Polaris holds the largest market share for sleds and they don't plan on losing that anytime soon. 2003 may seem like an off year but the Pro X and RMK line is pretty strong under its old skin. BUT a lot of money went into their other lines ATV Predator, MSX Watercraft, and Victory Vegas Cycles. The money is in ATV's and Motorcycles, not Sleds(small overall market).
Cat - Well they have their faithful for sleds and a growing ATV line. The Firecat is a great accomplishment and will be refined in another year and they will get the rewards just like they did with the ZR line. Notice they are putting some money back in the Moutain segment now as well. But they also don't work their production plant year round. Saves some money there.
Yamaha- A huge company that puts sleds 4th or 5th on their priority list. Develope for cycles and apply elsewhere, its a game plan that is working good for them.
But 2006 EPA will be a big one. I'd look for a lot of idea sharing between POL, DOO and CAT. One thing nice about Doo is they don't mind leasing their idea's ie RER/PERC etc.... Just my 2 Cents
I think that Ski-Doo does a good job at keeping there powerband pretty wide, which is pretty important also. The ZR 600 has about the same peak hp as the old Doo 600, but with lower hp and torque numbers through much of the powerband. I myself like to see the manufacturers one up each other, it makes it more interesting.
Are these f7 hp#'s the estimated ones that cat has been advertising
or are they real world?It's about time cat made a good 700 twin as they
were the ones who brought it out first but it was so bad they dropped it,now they think they have a good 700 and drop the 600 ??? I am impressed with polaris' american built twins though.

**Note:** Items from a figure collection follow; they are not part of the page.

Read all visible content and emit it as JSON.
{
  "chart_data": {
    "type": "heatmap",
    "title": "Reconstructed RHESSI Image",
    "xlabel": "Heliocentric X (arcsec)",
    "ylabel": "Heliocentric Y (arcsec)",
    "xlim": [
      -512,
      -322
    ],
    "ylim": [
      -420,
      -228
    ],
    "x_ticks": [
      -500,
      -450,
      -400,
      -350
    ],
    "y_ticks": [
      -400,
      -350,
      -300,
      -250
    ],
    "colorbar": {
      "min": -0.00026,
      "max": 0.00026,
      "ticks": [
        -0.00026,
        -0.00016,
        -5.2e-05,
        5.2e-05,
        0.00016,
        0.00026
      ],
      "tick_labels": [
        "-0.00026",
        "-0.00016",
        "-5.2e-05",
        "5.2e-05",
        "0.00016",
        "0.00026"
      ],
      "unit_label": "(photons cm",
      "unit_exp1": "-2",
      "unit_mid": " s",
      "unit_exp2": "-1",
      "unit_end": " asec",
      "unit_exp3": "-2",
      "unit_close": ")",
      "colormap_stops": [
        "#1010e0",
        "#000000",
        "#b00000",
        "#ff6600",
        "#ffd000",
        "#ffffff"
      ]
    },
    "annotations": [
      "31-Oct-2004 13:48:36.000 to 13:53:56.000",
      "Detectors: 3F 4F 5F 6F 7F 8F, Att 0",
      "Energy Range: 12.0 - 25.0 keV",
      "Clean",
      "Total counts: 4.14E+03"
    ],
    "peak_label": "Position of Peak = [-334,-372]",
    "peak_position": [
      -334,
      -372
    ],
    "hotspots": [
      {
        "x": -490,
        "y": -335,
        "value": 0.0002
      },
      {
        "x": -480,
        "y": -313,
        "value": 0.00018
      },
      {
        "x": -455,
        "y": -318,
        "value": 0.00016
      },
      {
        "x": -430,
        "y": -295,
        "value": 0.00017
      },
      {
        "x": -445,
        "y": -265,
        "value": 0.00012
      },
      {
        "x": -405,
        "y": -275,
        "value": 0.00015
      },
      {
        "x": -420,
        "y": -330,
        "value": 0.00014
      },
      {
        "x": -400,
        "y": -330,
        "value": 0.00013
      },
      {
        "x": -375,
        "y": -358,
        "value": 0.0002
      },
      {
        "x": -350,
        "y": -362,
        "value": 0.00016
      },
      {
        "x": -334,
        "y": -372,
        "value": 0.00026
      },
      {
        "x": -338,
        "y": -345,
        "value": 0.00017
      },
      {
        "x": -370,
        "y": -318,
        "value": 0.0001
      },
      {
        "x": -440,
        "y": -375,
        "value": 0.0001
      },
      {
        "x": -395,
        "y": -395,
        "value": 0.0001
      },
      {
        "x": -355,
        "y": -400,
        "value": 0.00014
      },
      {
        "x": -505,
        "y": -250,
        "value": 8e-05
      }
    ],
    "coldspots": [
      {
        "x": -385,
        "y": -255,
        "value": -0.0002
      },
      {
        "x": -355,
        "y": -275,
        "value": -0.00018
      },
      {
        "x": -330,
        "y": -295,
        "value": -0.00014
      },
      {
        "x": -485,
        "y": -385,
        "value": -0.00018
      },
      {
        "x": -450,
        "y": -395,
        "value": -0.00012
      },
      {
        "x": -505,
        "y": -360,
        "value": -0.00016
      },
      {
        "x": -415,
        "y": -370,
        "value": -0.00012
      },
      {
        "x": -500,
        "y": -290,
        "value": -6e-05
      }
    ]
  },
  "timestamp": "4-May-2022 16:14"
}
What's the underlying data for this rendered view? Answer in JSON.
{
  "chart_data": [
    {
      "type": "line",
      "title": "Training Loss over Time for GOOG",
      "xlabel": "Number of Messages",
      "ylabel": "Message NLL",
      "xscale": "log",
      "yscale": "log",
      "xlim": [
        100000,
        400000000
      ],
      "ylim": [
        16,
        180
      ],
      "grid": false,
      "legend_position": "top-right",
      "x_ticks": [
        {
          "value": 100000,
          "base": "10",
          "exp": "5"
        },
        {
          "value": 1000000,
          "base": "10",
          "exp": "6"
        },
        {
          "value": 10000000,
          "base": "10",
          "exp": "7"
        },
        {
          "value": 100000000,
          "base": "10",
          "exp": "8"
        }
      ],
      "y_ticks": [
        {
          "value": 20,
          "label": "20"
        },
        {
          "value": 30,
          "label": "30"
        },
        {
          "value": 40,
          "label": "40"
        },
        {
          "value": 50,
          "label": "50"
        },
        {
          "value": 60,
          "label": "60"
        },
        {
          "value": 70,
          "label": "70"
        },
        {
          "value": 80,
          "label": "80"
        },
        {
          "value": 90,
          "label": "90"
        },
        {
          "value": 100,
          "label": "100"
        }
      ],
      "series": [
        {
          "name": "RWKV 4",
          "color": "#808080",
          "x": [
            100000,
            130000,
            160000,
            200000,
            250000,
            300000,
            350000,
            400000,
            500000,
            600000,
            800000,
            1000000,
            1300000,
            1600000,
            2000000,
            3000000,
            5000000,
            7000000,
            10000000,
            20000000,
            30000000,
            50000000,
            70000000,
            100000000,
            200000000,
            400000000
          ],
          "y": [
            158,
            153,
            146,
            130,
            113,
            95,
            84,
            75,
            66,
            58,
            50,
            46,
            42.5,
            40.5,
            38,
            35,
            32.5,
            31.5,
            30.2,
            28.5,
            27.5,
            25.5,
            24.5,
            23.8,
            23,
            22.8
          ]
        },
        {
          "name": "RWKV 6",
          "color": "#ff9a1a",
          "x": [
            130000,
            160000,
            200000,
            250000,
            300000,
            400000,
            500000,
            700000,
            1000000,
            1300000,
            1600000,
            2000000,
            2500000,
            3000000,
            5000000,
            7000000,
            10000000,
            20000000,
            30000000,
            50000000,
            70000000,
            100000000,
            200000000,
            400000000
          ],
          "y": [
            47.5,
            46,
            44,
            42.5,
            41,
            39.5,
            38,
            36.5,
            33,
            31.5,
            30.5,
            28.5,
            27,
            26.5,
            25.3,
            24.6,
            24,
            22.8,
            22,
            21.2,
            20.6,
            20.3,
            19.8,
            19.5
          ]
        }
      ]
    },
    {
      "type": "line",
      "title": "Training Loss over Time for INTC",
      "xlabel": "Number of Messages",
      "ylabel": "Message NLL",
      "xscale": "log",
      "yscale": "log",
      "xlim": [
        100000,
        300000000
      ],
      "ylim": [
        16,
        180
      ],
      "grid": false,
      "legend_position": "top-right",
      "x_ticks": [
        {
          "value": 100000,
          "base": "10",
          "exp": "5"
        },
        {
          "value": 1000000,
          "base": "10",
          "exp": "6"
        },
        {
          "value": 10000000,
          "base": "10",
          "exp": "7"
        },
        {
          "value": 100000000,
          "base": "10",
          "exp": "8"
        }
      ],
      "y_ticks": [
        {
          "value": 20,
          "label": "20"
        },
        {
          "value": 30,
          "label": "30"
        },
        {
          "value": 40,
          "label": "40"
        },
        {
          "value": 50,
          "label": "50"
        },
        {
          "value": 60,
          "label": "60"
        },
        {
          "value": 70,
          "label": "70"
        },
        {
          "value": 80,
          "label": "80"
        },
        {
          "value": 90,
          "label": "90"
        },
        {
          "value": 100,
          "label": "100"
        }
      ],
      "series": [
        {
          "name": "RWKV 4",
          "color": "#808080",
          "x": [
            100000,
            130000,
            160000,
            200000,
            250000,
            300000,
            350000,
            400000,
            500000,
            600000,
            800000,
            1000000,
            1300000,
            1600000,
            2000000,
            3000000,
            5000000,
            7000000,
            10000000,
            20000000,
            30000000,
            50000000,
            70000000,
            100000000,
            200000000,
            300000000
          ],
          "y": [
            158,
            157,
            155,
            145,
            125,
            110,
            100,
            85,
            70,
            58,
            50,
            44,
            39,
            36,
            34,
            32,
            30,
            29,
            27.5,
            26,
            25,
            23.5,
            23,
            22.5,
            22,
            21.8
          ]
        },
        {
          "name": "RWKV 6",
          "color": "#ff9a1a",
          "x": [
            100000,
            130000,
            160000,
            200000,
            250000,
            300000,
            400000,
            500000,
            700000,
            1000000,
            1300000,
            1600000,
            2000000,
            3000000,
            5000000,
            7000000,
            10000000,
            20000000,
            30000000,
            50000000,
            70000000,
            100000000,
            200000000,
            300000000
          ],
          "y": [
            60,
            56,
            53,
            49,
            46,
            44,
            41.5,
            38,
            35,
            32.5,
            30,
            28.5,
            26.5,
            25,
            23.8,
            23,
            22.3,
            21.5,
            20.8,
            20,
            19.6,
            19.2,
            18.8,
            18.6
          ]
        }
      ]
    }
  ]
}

Bean counters are the answer. Only a certain amount of money is allowed to be targeted towrds, r&d. There are usual several different designs being considdered, production cost, projected failure rates/warrenty issues, power output to name a few are all taken in account. Part of the problem lies in the use of a cylinder reed vs a case reed engine. From what I have seen the case reed engine design is more of a high rpm peak hp engine vs the series 111 cylinder reed motors mid range flat torque curve engine. But hey what the heII do know???